For 20 Years, Muslims across the US have countered 9/11 bias and discrimination with a groundswell of advocacy that benefits their communities – and everyone else’s.
Kamran Akhtar was on his way back home to Queens, NY in 2004 when he stopped to capture images of Charlotte’s skyline. It was nothing any other tourist wouldn’t do. But this was a post-9/11 world.
He was arrested and held for six months in Mecklenburg County jail, scrutinized by the FBI and eventually sentenced on several charges – none related to terrorist activities.
The case roiled Jibril Hough, a civil justice activist and spokesperson for the Islamic Center of Charlotte, one of the region’s most well-known mosques.
“They treated him like a terrorist. I mean, they had him in chains at the federal courthouse,” Hough told Cardinal & Pine in an interview this week. “The guy was just taking pictures.”
Hough organized rallies and public forums in attempts to help, but Akhtar was eventually deported to Pakistan. “The man had a wife who was here legally, and children. But due to some errors on paperwork that had to be resubmitted, his family was broken up.”
Hough still gets upset talking about the case. He is familiar with the sting of Islamophobia, having faced overt job discrimination, police surveillance, and harassment himself. Since 9/11, it’s been a familiar story for many in his community.
Some attempted to cope by going quiet, assimilating as much as possible. Hough did not.
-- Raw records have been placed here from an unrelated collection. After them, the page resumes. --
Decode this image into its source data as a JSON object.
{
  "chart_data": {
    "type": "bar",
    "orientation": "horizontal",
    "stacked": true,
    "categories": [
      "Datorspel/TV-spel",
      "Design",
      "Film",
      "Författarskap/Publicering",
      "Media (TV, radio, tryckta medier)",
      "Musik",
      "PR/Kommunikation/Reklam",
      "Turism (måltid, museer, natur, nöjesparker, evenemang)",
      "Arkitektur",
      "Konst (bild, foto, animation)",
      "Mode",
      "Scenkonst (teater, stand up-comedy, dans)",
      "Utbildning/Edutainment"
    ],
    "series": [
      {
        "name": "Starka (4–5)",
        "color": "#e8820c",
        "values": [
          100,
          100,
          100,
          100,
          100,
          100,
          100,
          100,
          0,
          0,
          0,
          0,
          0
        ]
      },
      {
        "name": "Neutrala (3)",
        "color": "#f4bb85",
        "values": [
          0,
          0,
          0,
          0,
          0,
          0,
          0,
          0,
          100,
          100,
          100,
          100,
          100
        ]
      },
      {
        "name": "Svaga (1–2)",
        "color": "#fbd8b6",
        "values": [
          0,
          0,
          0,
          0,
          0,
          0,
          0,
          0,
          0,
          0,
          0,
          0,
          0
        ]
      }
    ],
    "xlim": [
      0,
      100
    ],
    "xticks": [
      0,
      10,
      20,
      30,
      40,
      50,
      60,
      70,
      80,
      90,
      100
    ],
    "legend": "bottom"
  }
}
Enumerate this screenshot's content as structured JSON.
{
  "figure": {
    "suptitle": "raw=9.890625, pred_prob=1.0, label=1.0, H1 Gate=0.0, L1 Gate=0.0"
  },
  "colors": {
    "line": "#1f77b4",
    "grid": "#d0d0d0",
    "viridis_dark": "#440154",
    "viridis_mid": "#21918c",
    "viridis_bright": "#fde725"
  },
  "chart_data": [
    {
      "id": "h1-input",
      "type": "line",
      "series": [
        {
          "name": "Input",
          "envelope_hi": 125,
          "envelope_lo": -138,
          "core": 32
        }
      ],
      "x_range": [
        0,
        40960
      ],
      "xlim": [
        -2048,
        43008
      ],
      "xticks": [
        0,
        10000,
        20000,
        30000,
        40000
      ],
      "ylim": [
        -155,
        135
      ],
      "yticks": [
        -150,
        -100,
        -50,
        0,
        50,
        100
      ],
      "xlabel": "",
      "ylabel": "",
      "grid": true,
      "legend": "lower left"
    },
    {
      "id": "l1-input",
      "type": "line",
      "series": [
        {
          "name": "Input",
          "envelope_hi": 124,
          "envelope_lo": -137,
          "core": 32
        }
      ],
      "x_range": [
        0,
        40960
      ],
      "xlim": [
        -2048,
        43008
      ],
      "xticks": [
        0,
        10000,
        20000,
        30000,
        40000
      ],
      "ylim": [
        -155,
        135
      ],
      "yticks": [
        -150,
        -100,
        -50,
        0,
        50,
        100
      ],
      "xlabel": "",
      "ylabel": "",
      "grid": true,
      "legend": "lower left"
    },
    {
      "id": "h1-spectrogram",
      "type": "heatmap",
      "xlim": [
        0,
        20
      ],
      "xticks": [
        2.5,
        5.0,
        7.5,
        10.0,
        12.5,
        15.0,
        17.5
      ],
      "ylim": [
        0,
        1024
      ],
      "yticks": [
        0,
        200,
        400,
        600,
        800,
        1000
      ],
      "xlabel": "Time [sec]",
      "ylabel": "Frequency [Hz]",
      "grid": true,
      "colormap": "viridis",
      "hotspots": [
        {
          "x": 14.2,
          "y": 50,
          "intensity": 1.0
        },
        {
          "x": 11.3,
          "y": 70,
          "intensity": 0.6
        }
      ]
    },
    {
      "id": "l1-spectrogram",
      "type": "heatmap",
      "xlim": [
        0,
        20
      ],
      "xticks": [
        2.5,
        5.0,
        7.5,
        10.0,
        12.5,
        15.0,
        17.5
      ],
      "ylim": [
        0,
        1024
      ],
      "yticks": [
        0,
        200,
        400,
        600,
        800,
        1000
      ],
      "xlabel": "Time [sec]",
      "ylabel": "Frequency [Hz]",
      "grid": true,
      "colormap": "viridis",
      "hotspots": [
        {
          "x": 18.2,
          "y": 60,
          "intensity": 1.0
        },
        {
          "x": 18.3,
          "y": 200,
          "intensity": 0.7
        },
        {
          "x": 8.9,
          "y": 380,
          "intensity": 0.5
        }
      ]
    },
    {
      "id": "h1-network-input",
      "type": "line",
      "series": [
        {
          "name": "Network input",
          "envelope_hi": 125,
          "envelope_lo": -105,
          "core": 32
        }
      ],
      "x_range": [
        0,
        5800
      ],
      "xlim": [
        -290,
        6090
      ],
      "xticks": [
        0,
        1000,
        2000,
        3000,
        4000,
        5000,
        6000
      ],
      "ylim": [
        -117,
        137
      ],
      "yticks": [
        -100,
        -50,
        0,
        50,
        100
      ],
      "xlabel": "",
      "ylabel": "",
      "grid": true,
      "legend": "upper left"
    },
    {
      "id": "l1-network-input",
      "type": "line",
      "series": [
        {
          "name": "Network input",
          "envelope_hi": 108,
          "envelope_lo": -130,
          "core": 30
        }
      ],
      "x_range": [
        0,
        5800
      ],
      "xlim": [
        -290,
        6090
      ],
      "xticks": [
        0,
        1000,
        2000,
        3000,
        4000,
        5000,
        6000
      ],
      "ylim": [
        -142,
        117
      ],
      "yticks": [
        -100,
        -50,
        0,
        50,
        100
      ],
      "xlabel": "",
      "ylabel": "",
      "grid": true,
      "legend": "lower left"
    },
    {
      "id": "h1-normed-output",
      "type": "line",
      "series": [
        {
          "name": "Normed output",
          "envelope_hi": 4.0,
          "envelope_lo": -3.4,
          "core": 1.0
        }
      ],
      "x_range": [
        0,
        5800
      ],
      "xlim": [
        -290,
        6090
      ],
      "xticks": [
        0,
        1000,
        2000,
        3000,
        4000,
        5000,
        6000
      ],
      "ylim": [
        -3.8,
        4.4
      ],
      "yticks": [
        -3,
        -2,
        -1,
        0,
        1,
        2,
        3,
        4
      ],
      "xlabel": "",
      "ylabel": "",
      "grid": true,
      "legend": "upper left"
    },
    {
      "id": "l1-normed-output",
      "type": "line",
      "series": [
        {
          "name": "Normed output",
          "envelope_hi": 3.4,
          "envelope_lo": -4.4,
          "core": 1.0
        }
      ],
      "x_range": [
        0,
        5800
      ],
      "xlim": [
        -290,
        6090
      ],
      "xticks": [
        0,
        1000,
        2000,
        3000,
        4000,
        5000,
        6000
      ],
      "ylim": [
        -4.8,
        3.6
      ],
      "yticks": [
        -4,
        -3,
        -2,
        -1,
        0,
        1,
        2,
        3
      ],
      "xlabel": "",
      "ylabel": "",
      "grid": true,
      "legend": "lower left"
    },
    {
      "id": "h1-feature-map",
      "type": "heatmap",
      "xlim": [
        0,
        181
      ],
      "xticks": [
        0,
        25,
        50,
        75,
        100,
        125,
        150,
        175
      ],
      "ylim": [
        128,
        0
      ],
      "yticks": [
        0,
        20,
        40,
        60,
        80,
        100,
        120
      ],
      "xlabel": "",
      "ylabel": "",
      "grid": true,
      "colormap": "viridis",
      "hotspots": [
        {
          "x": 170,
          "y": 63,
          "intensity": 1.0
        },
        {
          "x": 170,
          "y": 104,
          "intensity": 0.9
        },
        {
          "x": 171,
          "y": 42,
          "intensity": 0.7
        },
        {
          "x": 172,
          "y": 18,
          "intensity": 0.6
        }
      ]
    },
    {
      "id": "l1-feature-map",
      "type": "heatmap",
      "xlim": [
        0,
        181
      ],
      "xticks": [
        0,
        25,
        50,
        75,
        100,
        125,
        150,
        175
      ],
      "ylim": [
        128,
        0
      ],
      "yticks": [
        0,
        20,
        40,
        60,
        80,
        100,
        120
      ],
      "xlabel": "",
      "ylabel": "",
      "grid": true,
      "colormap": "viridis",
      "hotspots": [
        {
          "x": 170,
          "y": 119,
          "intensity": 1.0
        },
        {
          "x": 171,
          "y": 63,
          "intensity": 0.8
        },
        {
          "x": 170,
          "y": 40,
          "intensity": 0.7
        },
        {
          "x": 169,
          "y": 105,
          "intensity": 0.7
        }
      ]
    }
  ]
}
“I didn’t really like the apologetic tone that many in the community were giving [after 9/11]. I understand why some would be apologetic, because they didn’t want to leave America and they didn’t want bad things to happen to them, but at the same time, our community was not responsible for what happened on 9/11,” he said.
Hate Crimes Against Muslims Multiplied
Still, the Muslim community paid heavily. In the 20 years since, no demographic has been as impacted by the legal and cultural sea change in the US following 9/11 as American Muslims.
Hate crimes multiplied against Muslim Americans, spiking 500% from 2000 to 2009 and remaining troublingly high to this day. In 2015, three young Muslim American students at the University of North Carolina at Chapel Hill and NC State University were brutally murdered by a Chapel Hill neighbor . Assaults on women who wear their hair covered are not uncommon. Worshippers are harassed.
Post-9/11, Congress enacted dozens of bills that either directly or indirectly targeted Muslims, and entire government agencies such as the US Department of Homeland Security, National Security Agency, and Immigration and Customs Enforcement laser-focused on the threat of radical Islamists, ignoring the swelling ranks of violent, right-wing militias of largely white Americans. The Patriot Act, the FISA Amendments Act and other laws gave agencies unprecedented access to private citizens’ information with precious little oversight.
Advocacy Born Out of Bias
Rather than retreat into insularity, Muslims in North Carolina and across the US used the increased scrutiny to shine a light on issues of advocacy. More than 170 Muslims ran for office in the US in 2020, a historic high. On every level, from grassroots community work to the US Congress, Muslim Americans began making their voices heard and their presence known.
Muslims elected to US Congress, to date, include US Reps. Keith Ellison (D-Minnesota), André Carson (D-Indiana), Ilhan Omar (D-Minnesota), and Rashida Tlaib (D-Michigan). North Carolinians installed state Sen. Larry Shaw (D-Raleigh) andstate Sen. Mujtaba Mohammed (D-Charlotte)Nida Allam recently becamethe first Muslim woman to hold elected office in the state when voters chose her to bea Durham County Commissioner.
Summayah Waheed was an undergraduate student when she heard that the towers at the World Trade Center had been struck by planes. Now a policy consultant for Muslim Advocates, a nation-wide organization, Waheed studies closely the trends and policies affecting American Muslims. She attributes much of the rise in Muslim American activism to the backlash from 9/11.
“Having to see a bunch of laws go into effect that were unconstitutional or codifying religious profiling was upsetting, but it motivated us to do the work,” the Washington-based consultant told Cardinal & Pine. “Unfortunately there’s still a lot of work to be done to undo some of the encroachments on our Constitutional rights, but it’s up to us to keep fighting.”
This activism is making America a safer place for us all. Many Muslims, like Hough, have taken the battle beyond religious discrimination, demonstrating alongside their neighbors against police brutality, economic injustice and on behalf of progressive issues.
It’s important, Hough said, to show up as allies. “Oftentimes people don’t go out [and protest] unless something really hits home or it’s someone who looks like them. We have to get beyond that and focus on the justice of it.”
Waheed simply advised Muslims looking to make a difference.
“Find what you’re passionate about and follow that. Not everyone is going to want to go into politics, but there are so many ways to engage in your community and raise your voice,” she said. “At the local level, sometimes you have a bigger impact and that can trickle up.”